The UK Government is responsible for the NHS in England. However, responsibility for NHS services in Scotland and Wales rests with their respective devolved administrations, and the same would be true for Northern Ireland were its Assembly not currently suspended.

If the Chancellor were to increase income tax rates, these would apply to all income of taxpayers in England and Northern Ireland. In Scotland where the Scottish income tax applies, and in Wales where the Welsh rates of income tax will apply from April 2019, Westminster’s increased income tax rates would not be levied on earnings, pensions or property income – but would apply to savings and dividend income.

These regional variations would make income tax a blunt instrument for raising additional NHS funding. While adjustments would be made to the block grants paid by Westminster to fund public spending in Scotland and Wales, the Scottish Parliament and the Welsh Assembly might, or might not, choose to follow Westminster and increase their income tax rates.

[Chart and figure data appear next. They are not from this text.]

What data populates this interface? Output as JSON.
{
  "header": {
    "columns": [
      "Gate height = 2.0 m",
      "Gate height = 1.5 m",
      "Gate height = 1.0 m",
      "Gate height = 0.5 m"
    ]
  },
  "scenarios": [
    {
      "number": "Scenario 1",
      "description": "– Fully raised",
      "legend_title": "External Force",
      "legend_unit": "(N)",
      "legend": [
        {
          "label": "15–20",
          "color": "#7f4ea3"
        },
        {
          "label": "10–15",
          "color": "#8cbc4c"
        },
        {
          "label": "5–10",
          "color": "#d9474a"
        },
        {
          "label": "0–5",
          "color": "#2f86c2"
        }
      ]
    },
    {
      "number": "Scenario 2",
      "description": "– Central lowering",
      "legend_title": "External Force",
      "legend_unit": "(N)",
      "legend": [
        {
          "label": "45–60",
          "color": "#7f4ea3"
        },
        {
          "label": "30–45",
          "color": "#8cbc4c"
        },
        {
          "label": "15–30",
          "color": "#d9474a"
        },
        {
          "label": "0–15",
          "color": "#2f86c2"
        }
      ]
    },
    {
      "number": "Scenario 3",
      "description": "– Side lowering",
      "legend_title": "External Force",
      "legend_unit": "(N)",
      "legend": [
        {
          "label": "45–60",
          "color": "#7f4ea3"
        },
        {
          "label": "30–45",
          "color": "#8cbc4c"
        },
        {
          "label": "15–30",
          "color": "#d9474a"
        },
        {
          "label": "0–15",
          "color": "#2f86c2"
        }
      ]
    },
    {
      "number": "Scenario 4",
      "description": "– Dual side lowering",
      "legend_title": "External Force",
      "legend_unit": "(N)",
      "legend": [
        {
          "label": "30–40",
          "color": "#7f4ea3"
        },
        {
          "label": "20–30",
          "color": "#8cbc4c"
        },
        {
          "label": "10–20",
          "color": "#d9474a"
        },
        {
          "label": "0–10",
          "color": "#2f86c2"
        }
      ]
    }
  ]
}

If VAT rates were raised, devolution would also impact on the end result. From April 2019 receipts from the first 10p of standard rate VAT and the first 2.5p of reduced rate VAT in Scotland will be assigned to the Scottish Government, with an appropriate adjustment to the Scottish block grant.

If the Chancellor were to increase rates of NICs, which are reserved to Westminster and apply to all UK employers and earners, and perhaps extend these to workers over state pension age, the burden would be spread across all UK employers and the entire working population in what might arguably be an equitable way. However, this ‘NHS tax’ would have a knock-on effect in boosting the block grants by sums which the devolved administrations would not be obliged to spend on the NHS, but could spend in any way they chose.

Social care would need to be addressed separately. England, Scotland, Wales and Northern Ireland have their own specific systems of private and publicly funded social care, with differing policies and priorities, funded in varying degrees by the NHS and by local authorities.

Generally, as a result of devolution, there would be an absence of clarity. Taxpayers would not necessarily understand which NHS services they were funding, and the resulting lack of accountability would be undesirable.

Weighing up the options

If a long-term cure for the NHS finances could be found, it would likely involve substantial increases in funding, painful cost-cutting, or swingeing reorganisation measures – and very possibly a mixture of all three.

Votes matter to minority governments. Voters don’t like tax rises but might be persuaded that the NHS is a particularly worthy cause, so politicians could be tempted to dress up a tax hike as a hypothecated NHS tax. For the reasons I’ve outlined above, it is unlikely to prove a satisfactory solution.

We may not learn more until the Chancellor’s annual Budget in November, when uncertainties around the terms of Brexit are more likely to be top of the Westminster agenda, so perhaps the ailing NHS will get no more than a sticking plaster at that stage.